After seven long years, Tanya Tucker is finally back with My Turn , a collection of covers of classic country songs, recorded as a tribute to her late father and mentor, Beau Tucker. This album is different from anything Tanya has done in the past. We’ve never heard her sound so “retro” before, and it struck me that aside from the common knowledge that Tucker is a huge Elvis, Merle Haggard and Loretta Lynn fan, we haven’t heard a lot about her musical influences, up to now. Unlike her contemporaries Lorrie Morgan and Patty Loveless, she’s never made a habit of including a classic cover or two on her albums. My Turn , therefore, gives us a rare insight into the music that influenced this country legend who has been a presence on the country charts for nearly 40 years.
Teaming up with producer Pete Anderson, Tucker chose mostly songs that were favorites of her late father, and wisely avoided songs that have been covered countless times by others, the exception being “Crazy Arms”. I was surprised to see this song included in the track listing, since it was recently covered by Tucker’s Saguaro Road labelmate Patty Loveless. But while Loveless’ version is drenched with a wailing steel guitar and her trademark “mountain siren” vocals, Tucker takes a much more understated approach that is closer to the Ray Price original.

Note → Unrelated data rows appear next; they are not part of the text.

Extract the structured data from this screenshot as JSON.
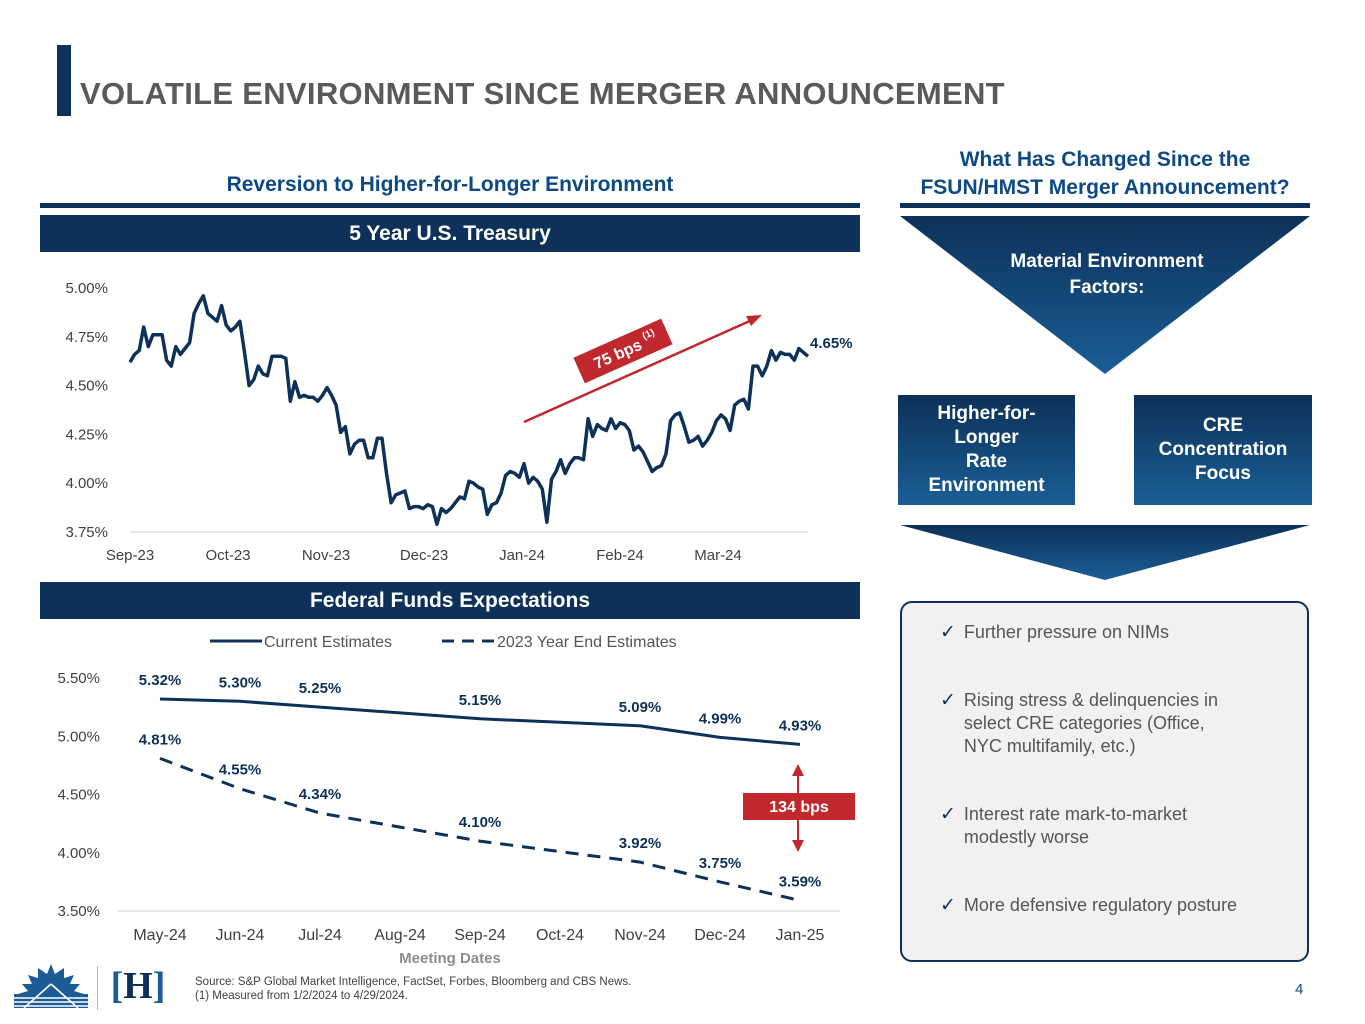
{
  "slide": {
    "title": "VOLATILE ENVIRONMENT SINCE MERGER ANNOUNCEMENT",
    "page_number": "4"
  },
  "left": {
    "heading": "Reversion to Higher-for-Longer Environment",
    "treasury_band": "5 Year U.S. Treasury",
    "fed_band": "Federal Funds Expectations",
    "annotation_bps": "75 bps",
    "annotation_sup": "(1)",
    "fed_delta_label": "134 bps"
  },
  "right": {
    "heading_line1": "What Has Changed Since the",
    "heading_line2": "FSUN/HMST Merger Announcement?",
    "funnel_line1": "Material Environment",
    "funnel_line2": "Factors:",
    "box_left": [
      "Higher-for-",
      "Longer",
      "Rate",
      "Environment"
    ],
    "box_right": [
      "CRE",
      "Concentration",
      "Focus"
    ],
    "bullets": [
      [
        "Further pressure on NIMs"
      ],
      [
        "Rising stress & delinquencies in",
        "select CRE categories (Office,",
        "NYC multifamily, etc.)"
      ],
      [
        "Interest rate mark-to-market",
        "modestly worse"
      ],
      [
        "More defensive regulatory posture"
      ]
    ],
    "check_glyph": "✓"
  },
  "footer": {
    "source_line1": "Source: S&P Global Market Intelligence, FactSet, Forbes, Bloomberg and CBS News.",
    "source_line2": "(1) Measured from 1/2/2024 to 4/29/2024.",
    "logo_h": "H"
  },
  "colors": {
    "navy": "#0d3158",
    "heading_blue": "#0d4a85",
    "accent_red": "#c0282d",
    "gray_title": "#5a5a5a"
  },
  "chart_data": [
    {
      "type": "line",
      "title": "5 Year U.S. Treasury",
      "x_tick_labels": [
        "Sep-23",
        "Oct-23",
        "Nov-23",
        "Dec-23",
        "Jan-24",
        "Feb-24",
        "Mar-24"
      ],
      "y_tick_labels": [
        "3.75%",
        "4.00%",
        "4.25%",
        "4.50%",
        "4.75%",
        "5.00%"
      ],
      "ylim": [
        3.75,
        5.0
      ],
      "end_label": "4.65%",
      "series": [
        {
          "name": "5 Year U.S. Treasury",
          "values": [
            4.62,
            4.66,
            4.68,
            4.8,
            4.7,
            4.76,
            4.76,
            4.76,
            4.63,
            4.6,
            4.7,
            4.66,
            4.69,
            4.72,
            4.87,
            4.92,
            4.96,
            4.87,
            4.85,
            4.83,
            4.91,
            4.81,
            4.78,
            4.8,
            4.83,
            4.67,
            4.5,
            4.53,
            4.6,
            4.56,
            4.55,
            4.65,
            4.65,
            4.65,
            4.64,
            4.42,
            4.52,
            4.44,
            4.45,
            4.44,
            4.44,
            4.42,
            4.45,
            4.49,
            4.45,
            4.4,
            4.26,
            4.29,
            4.15,
            4.2,
            4.22,
            4.22,
            4.13,
            4.13,
            4.23,
            4.23,
            4.05,
            3.9,
            3.94,
            3.95,
            3.96,
            3.87,
            3.88,
            3.88,
            3.87,
            3.89,
            3.88,
            3.79,
            3.87,
            3.85,
            3.87,
            3.9,
            3.93,
            3.92,
            4.01,
            4.0,
            3.98,
            3.97,
            3.84,
            3.89,
            3.9,
            3.95,
            4.04,
            4.06,
            4.05,
            4.03,
            4.1,
            4.0,
            4.03,
            4.01,
            3.97,
            3.8,
            4.02,
            4.06,
            4.12,
            4.05,
            4.1,
            4.13,
            4.13,
            4.12,
            4.33,
            4.24,
            4.3,
            4.28,
            4.27,
            4.33,
            4.28,
            4.31,
            4.3,
            4.27,
            4.17,
            4.19,
            4.16,
            4.11,
            4.06,
            4.08,
            4.09,
            4.15,
            4.32,
            4.35,
            4.36,
            4.29,
            4.21,
            4.22,
            4.24,
            4.19,
            4.22,
            4.26,
            4.32,
            4.35,
            4.33,
            4.27,
            4.4,
            4.42,
            4.43,
            4.38,
            4.6,
            4.6,
            4.55,
            4.6,
            4.68,
            4.63,
            4.67,
            4.66,
            4.66,
            4.63,
            4.69,
            4.67,
            4.65
          ]
        }
      ]
    },
    {
      "type": "line",
      "title": "Federal Funds Expectations",
      "xlabel": "Meeting Dates",
      "categories": [
        "May-24",
        "Jun-24",
        "Jul-24",
        "Aug-24",
        "Sep-24",
        "Oct-24",
        "Nov-24",
        "Dec-24",
        "Jan-25"
      ],
      "y_tick_labels": [
        "3.50%",
        "4.00%",
        "4.50%",
        "5.00%",
        "5.50%"
      ],
      "ylim": [
        3.5,
        5.5
      ],
      "legend": [
        "Current Estimates",
        "2023 Year End Estimates"
      ],
      "legend_position": "top",
      "series": [
        {
          "name": "Current Estimates",
          "style": "solid",
          "values": [
            5.32,
            5.3,
            5.25,
            5.2,
            5.15,
            5.12,
            5.09,
            4.99,
            4.93
          ],
          "labels": [
            "5.32%",
            "5.30%",
            "5.25%",
            "",
            "5.15%",
            "",
            "5.09%",
            "4.99%",
            "4.93%"
          ]
        },
        {
          "name": "2023 Year End Estimates",
          "style": "dashed",
          "values": [
            4.81,
            4.55,
            4.34,
            4.22,
            4.1,
            4.01,
            3.92,
            3.75,
            3.59
          ],
          "labels": [
            "4.81%",
            "4.55%",
            "4.34%",
            "",
            "4.10%",
            "",
            "3.92%",
            "3.75%",
            "3.59%"
          ]
        }
      ]
    }
  ]
}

I was already very familiar with all of the songs, except for the opening track “Wine Me Up.” Originally a hit for Faron Young in 1969, it’s quickly becoming one of my favorite tracks on the album. It’s followed by a version of Hank Williams’ “Lovesick Blues” that is very faithful to the original, and Buck Owens’ “Love’s Gonna Live Here” featuring guest vocals from Jim Lauderdale. “Love’s Gonna Live Here” is the lead single from the album, and was previously reviewed here at My Kind of Country.
“After The Fire Is Gone” was the Grammy Award-winning first duet by Conway Twitty and Loretta Lynn back in 1970. Tucker and Pete Anderson wanted Billy Ray Cyrus to be Tanya’s duet partner, but mercifully he was unavailable and Tucker is joined instead by The Grascals, who provide the harmony vocals.
One of the great difficulties in remaking classic songs is finding a way to pay homage to the original artists, while still finding a way to put one’s own twist on the songs. Tucker and Anderson decided to add a Tex-Mex flavor — which works surprisingly well — to Charley Pride’s “Is Anybody Going To San Antone,” which features Flaco Jimenez playing the accordian. Don Gibson’s “Oh Lonesome Me” and Wynn Stewart’s “Big, Big Love” are given similar treatment, with the legendary Jo-El Sonnier providing the accordian tracks on the latter.
The highlights of the album are “I Love You A Thousand Ways” and “Walk Through This World With Me”, which were hits for Lefty Frizzell and George Jones respectively. Tanya’s vocals are stellar and drenched with emotion on both tracks. She likewise does justice to Merle Haggard’s “Ramblin’ Fever”, which closes the album. Though not one of the Hag’s better remembered tunes, the theme is perfect for the free spirit that is Tanya Tucker. Tucker has always been a huge Haggard fan, and according to her autobiography, Merle would have welcomed the chance to be more than just friends. He wrote his 1983 hit “What Am I Gonna Do (With The Rest Of My Life”) about her.
I was slightly disappointed in “You Don’t Know Me”. Although Tanya pours her heart and soul into this Eddy Arnold classic, Rhonda Vincent’s harmony vocals are somewhat overbearing and detract from, rather than enhance, the song. I’m a great admirer of Vincent’s solo work, but with her bluegrass background, she seems like an odd choice for the sole countrypolitan song on this album. This track would benefit greatly from a remixing without the harmony vocals. Tucker’s heartfelt vocal performance is strong enough that it could have stood on its own. Overall, however, this is a minor production misstep, which is easily forgiven because the rest of the album is so good.
This collaboration between Tucker and Saguaro Road is supposed to be a one-time deal, but the results are so satisfying, I’m hoping that they’ll team up for another project and that we won’t have to wait another seven years for it.